The length and depth of compact Lie groups

TL;DR

This paper introduces the concepts of length and depth for connected Lie groups, computes these for compact simple Lie groups, and establishes bounds and characterizations related to these measures.

Contribution

It defines and analyzes the length and depth of connected Lie groups, providing exact values for compact simple groups and bounds for general compact groups.

Findings

Exact length and depth for all compact simple Lie groups

Bounds on length in terms of dimension

Characterization of groups with equal length and depth

Abstract

Let $G$ be a connected Lie group. An unrefinable chain of $G$ is a chain of subgroups $G = G_0 > G_1 > \cdots > G_t = 1$, where each $G_i$ is a maximal connected subgroup of $G_{i-1}$. In this paper, we introduce the notion of the length (respectively, depth) of $G$, defined as the maximal (respectively, minimal) length of such a chain, and we establish several new results for compact groups.

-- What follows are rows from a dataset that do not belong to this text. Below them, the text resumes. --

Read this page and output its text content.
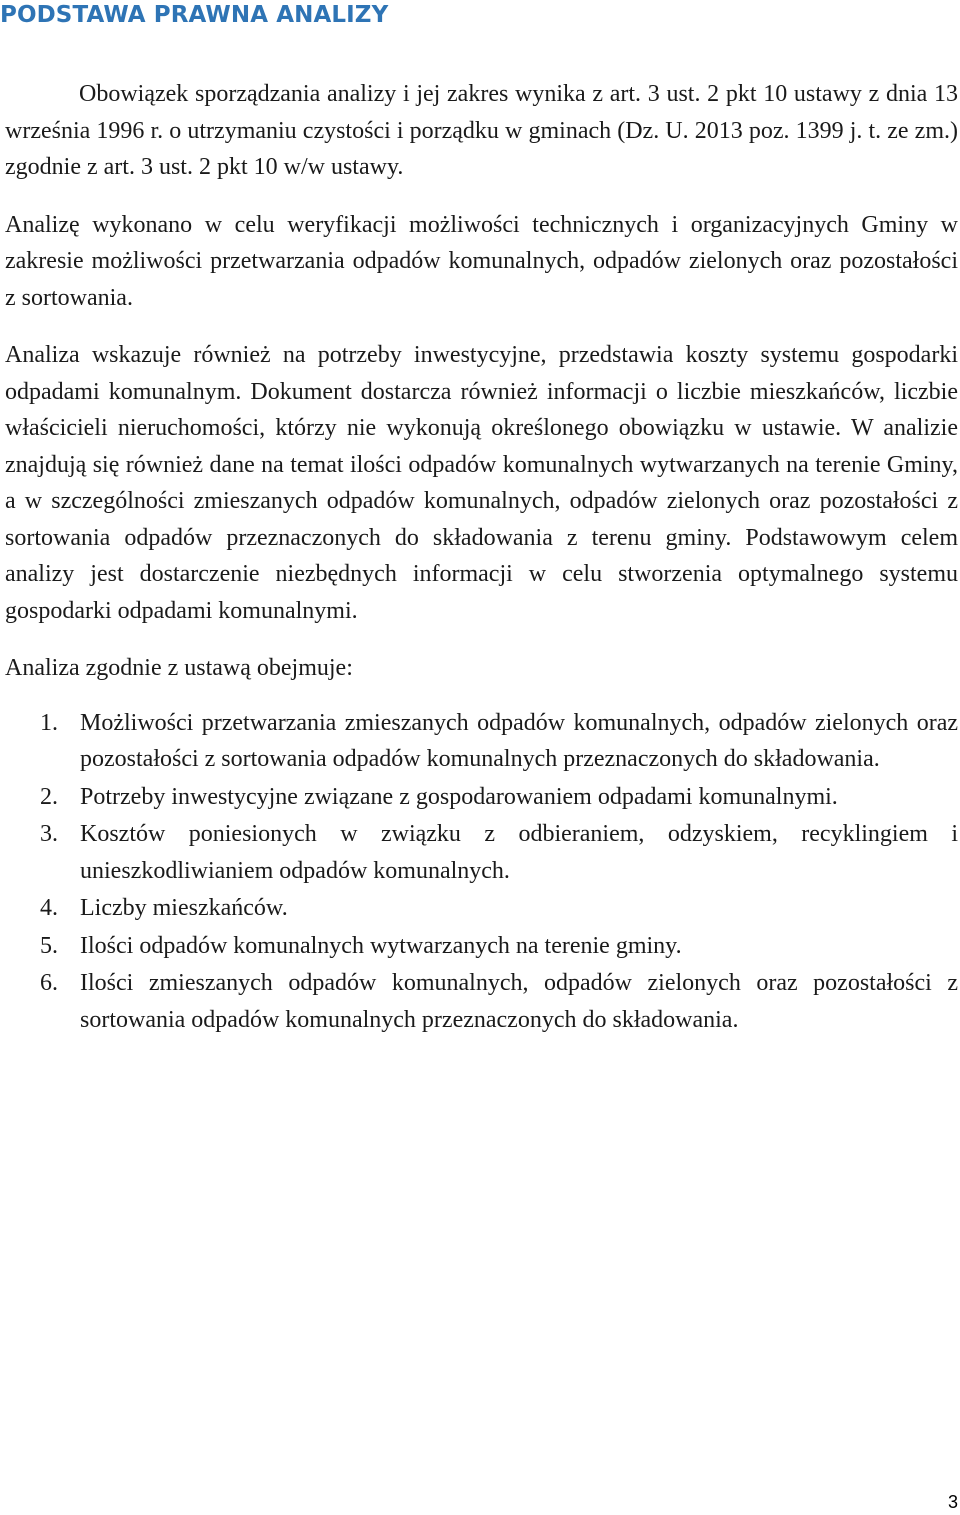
PODSTAWA PRAWNA ANALIZY

Obowiązek sporządzania analizy i jej zakres wynika z art. 3 ust. 2 pkt 10 ustawy z dnia 13 września 1996 r. o utrzymaniu czystości i porządku w gminach (Dz. U. 2013 poz. 1399 j. t. ze zm.) zgodnie z art. 3 ust. 2 pkt 10 w/w ustawy.

Analizę wykonano w celu weryfikacji możliwości technicznych i organizacyjnych Gminy w zakresie możliwości przetwarzania odpadów komunalnych, odpadów zielonych oraz pozostałości z sortowania.

Analiza wskazuje również na potrzeby inwestycyjne, przedstawia koszty systemu gospodarki odpadami komunalnym. Dokument dostarcza również informacji o liczbie mieszkańców, liczbie właścicieli nieruchomości, którzy nie wykonują określonego obowiązku w ustawie. W analizie znajdują się również dane na temat ilości odpadów komunalnych wytwarzanych na terenie Gminy, a w szczególności zmieszanych odpadów komunalnych, odpadów zielonych oraz pozostałości z sortowania odpadów przeznaczonych do składowania z terenu gminy. Podstawowym celem analizy jest dostarczenie niezbędnych informacji w celu stworzenia optymalnego systemu gospodarki odpadami komunalnymi.

Analiza zgodnie z ustawą obejmuje:

1. Możliwości przetwarzania zmieszanych odpadów komunalnych, odpadów zielonych oraz pozostałości z sortowania odpadów komunalnych przeznaczonych do składowania.
2. Potrzeby inwestycyjne związane z gospodarowaniem odpadami komunalnymi.
3. Kosztów poniesionych w związku z odbieraniem, odzyskiem, recyklingiem i unieszkodliwianiem odpadów komunalnych.
4. Liczby mieszkańców.
5. Ilości odpadów komunalnych wytwarzanych na terenie gminy.
6. Ilości zmieszanych odpadów komunalnych, odpadów zielonych oraz pozostałości z sortowania odpadów komunalnych przeznaczonych do składowania.
3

In particular, we compute the exact length and depth of every compact simple Lie group, and draw conclusions for arbitrary connected compact Lie groups $G$. We obtain best possible bounds on the length of $G$ in terms of its dimension, and characterize the connected compact Lie groups that have equal length and depth. The latter result generalizes a well known theorem of Iwasawa for finite groups. More generally, we establish a best possible upper bound on $\dim G'$ in terms of the chain difference of $G$, which is its length minus its depth.